In other words, life in and around the UW could be a total headache. For years. Consider: six years of construction (beginning in late 2000) on a subway line on the campus side of 15th Avenue N.E.; 71,000 Seahawk fans jamming into Husky Stadium on Sundays in the next two autumns; and a cornucopia of construction projects—ranging from the new William H. Gates Hall for the law school to possibly putting a lid over Pacific Avenue N.E.—to accommodate 10,000 more people on campus in the next decade.

"It's pretty overwhelming," says Louise Little, '81, president of the Greater University District Chamber of Commerce and personnel director at the University Book Store.

Yet, despite the coming disruption, there is a strange feeling permeating these parts. For the first time in recent memory, the UW and the surrounding neighborhoods have been acting, well, neighborly toward each other. Years of rancor, mistrust and suspicion seem to be subsiding.

And just in time, too.

Oh, things are not perfect. There are still lots of ongoing squabbles. "But the situation is much better than it used to be," says Steve Sheppard, '71, supervisor of the Neighborhood Programs Division for the city of Seattle, who for years has been involved in dealings between the University and surrounding resident groups.

Perhaps the best example of how relations between the University and community have changed was the stunning resolution of a potentially nasty situation—the siting of a new UW indoor athletic practice facility. It looked like yet another big University-community battle.

The $26 million facility will be about 80 feet high and 150 yards long, holding about 95,000 square feet. The original site was north of the IMA Building parallel to Montlake Boulevard. But fearing it would create a "canyon effect" down the busy thoroughfare (because of the hill on the other side of the street), residents declared it unacceptable.

Just as tempers were beginning to flare, Barbara Hedges, the UW athletic director, turned out to attend several community meetings to see how the situation could be worked out. Her mere presence at those meetings blew many people away.

UW Athletic Director Barbara Hedges

UW Athletic Director Barbara Hedges heeded community concerns by coming up with an alternative site for a new indoor practice facility, even though it will cost more and delay the project. "Community concerns are of great importance to us all," she says. Photo by Kathy Sauber.

"Community concerns are of great importance to us all," she explains. "It became very apparent to me that the concerns of the community regarding the site were much greater than anyone had anticipated. I listened very carefully to what they were saying to us."

So she went back to the drawing board and came up with a new site on the Lake Washington waterfront behind Husky Stadium.
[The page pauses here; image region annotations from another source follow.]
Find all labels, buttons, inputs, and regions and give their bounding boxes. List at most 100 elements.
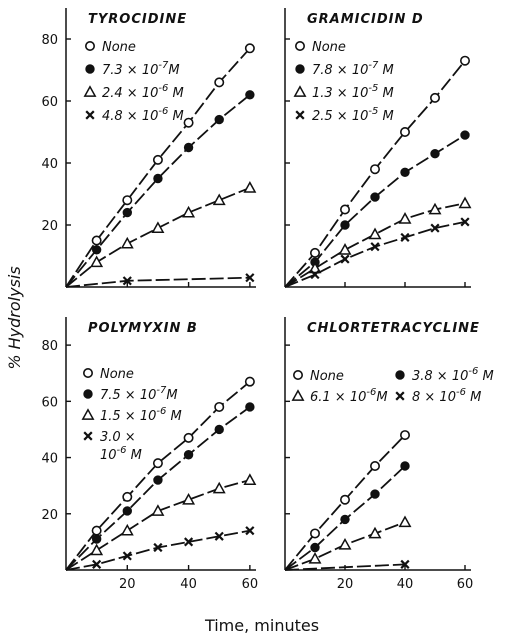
- legend-marker: [85, 110, 95, 120]
- x-axis-label: Time, minutes: [204, 616, 319, 635]
- data-point: [370, 192, 380, 202]
- data-point: [214, 424, 224, 435]
- data-point: [309, 247, 320, 258]
- data-point: [122, 276, 132, 286]
- series-triangle: [284, 515, 412, 571]
- x-tick-label: 20: [119, 577, 136, 592]
- data-point: [428, 202, 442, 215]
- panel-title: CHLORTETRACYCLINE: [307, 321, 480, 336]
- data-point: [400, 232, 410, 242]
- y-tick-label: 60: [41, 95, 58, 110]
- data-point: [340, 254, 350, 264]
- data-point: [122, 551, 132, 561]
- data-point: [245, 526, 255, 536]
- y-tick-label: 40: [41, 157, 58, 172]
- legend-marker: [85, 40, 96, 51]
- x-tick-label: 60: [242, 577, 259, 592]
- data-point: [184, 537, 194, 547]
- series-filled-circle: [284, 461, 410, 571]
- series-line: [284, 563, 406, 571]
- data-point: [214, 401, 225, 412]
- data-point: [370, 242, 380, 252]
- data-point: [183, 432, 194, 443]
- legend-label: 2.5 × 10-5 M: [312, 106, 394, 124]
- data-point: [400, 167, 410, 178]
- data-point: [310, 542, 320, 553]
- data-point: [310, 270, 320, 280]
- data-point: [308, 552, 322, 564]
- legend-marker: [395, 370, 405, 380]
- legend-marker: [81, 408, 95, 420]
- legend-marker: [294, 40, 305, 51]
- data-point: [340, 220, 350, 230]
- data-point: [338, 243, 352, 255]
- data-point: [308, 261, 322, 274]
- data-point: [153, 542, 163, 553]
- series-triangle: [65, 473, 257, 571]
- legend-label: 1.3 × 10-5 M: [312, 83, 394, 101]
- panel-tyrocidine: 20 40 60 80 TYROCIDINE None 7.3 × 10-7M 2.4 × 1…: [41, 8, 257, 288]
- series-cross: [65, 273, 255, 288]
- legend-marker: [295, 110, 305, 120]
- series-open-circle: [284, 55, 470, 288]
- data-point: [459, 55, 470, 66]
- series-line: [65, 276, 250, 288]
- legend-marker: [83, 85, 97, 97]
- data-point: [212, 481, 226, 494]
- data-point: [153, 173, 163, 184]
- legend-label: None: [100, 367, 134, 382]
- legend-label: 4.8 × 10-6 M: [102, 106, 184, 124]
- series-open-circle: [65, 376, 255, 571]
- panel-title: POLYMYXIN B: [88, 321, 198, 336]
- data-point: [339, 494, 350, 505]
- data-point: [368, 526, 382, 539]
- data-point: [369, 460, 380, 471]
- data-point: [91, 534, 102, 544]
- legend-label: 7.5 × 10-7M: [100, 385, 178, 403]
- panel-chlortetracycline: 20 40 60 CHLORTETRACYCLINE None 3.8 × 10-6 M 6…: [284, 317, 494, 592]
- data-point: [90, 543, 104, 556]
- x-tick-label: 40: [397, 577, 414, 592]
- data-point: [182, 492, 196, 505]
- y-tick-label: 60: [41, 395, 58, 410]
- data-point: [120, 236, 134, 249]
- panel-polymyxin-b: 20 40 60 80 20 40 60 POLYMYXIN B None 7.5 × 10-7M…: [41, 317, 258, 592]
- legend-label: 2.4 × 10-6 M: [102, 83, 184, 101]
- data-point: [122, 207, 132, 218]
- legend-label: 7.8 × 10-7 M: [312, 60, 394, 78]
- x-tick-label: 20: [337, 577, 354, 592]
- legend-label: 10-6 M: [100, 445, 142, 463]
- data-point: [90, 255, 104, 268]
- data-point: [92, 559, 102, 569]
- data-point: [245, 90, 255, 100]
- data-point: [429, 92, 440, 103]
- panel-title: GRAMICIDIN D: [307, 12, 424, 27]
- y-tick-label: 20: [41, 219, 58, 234]
- series-open-circle: [65, 43, 255, 288]
- y-tick-label: 40: [41, 452, 58, 467]
- legend-label: 8 × 10-6 M: [412, 387, 481, 405]
- data-point: [122, 506, 132, 516]
- data-point: [152, 458, 163, 469]
- legend-label: 6.1 × 10-6M: [310, 387, 388, 405]
- data-point: [398, 212, 412, 224]
- series-cross: [65, 526, 255, 571]
- x-tick-label: 40: [180, 577, 197, 592]
- series-triangle: [284, 196, 472, 288]
- data-point: [214, 531, 224, 541]
- data-point: [458, 196, 472, 209]
- data-point: [400, 559, 410, 569]
- data-point: [244, 43, 255, 54]
- data-point: [212, 193, 226, 206]
- data-point: [430, 149, 440, 159]
- y-axis-label: % Hydrolysis: [5, 266, 24, 369]
- data-point: [214, 77, 225, 88]
- legend-label: 7.3 × 10-7M: [102, 60, 180, 78]
- data-point: [368, 227, 382, 240]
- data-point: [183, 117, 194, 128]
- data-point: [460, 130, 470, 140]
- data-point: [399, 430, 410, 441]
- legend-marker: [295, 64, 305, 74]
- data-point: [398, 515, 412, 528]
That alternative site will cost the athletic department approximately $2 million more and delay the project by a year because construction near the shoreline prompts environmental concerns. But the UW gets the facility it wants, and preserves harmony with the community.

That move generated such good will that community organizers have begun writing government officials in support of the UW's application for permits in that sensitive wetland area.

The solution of this matter has been hailed in all quarters. "This solution is very symbolic," says Sheppard. "People listened. That made for a tremendous change in University-community relations. It built trust and understanding. The people involved learned they could talk, listen and work things out, even if the answers weren't quite what they wanted to hear."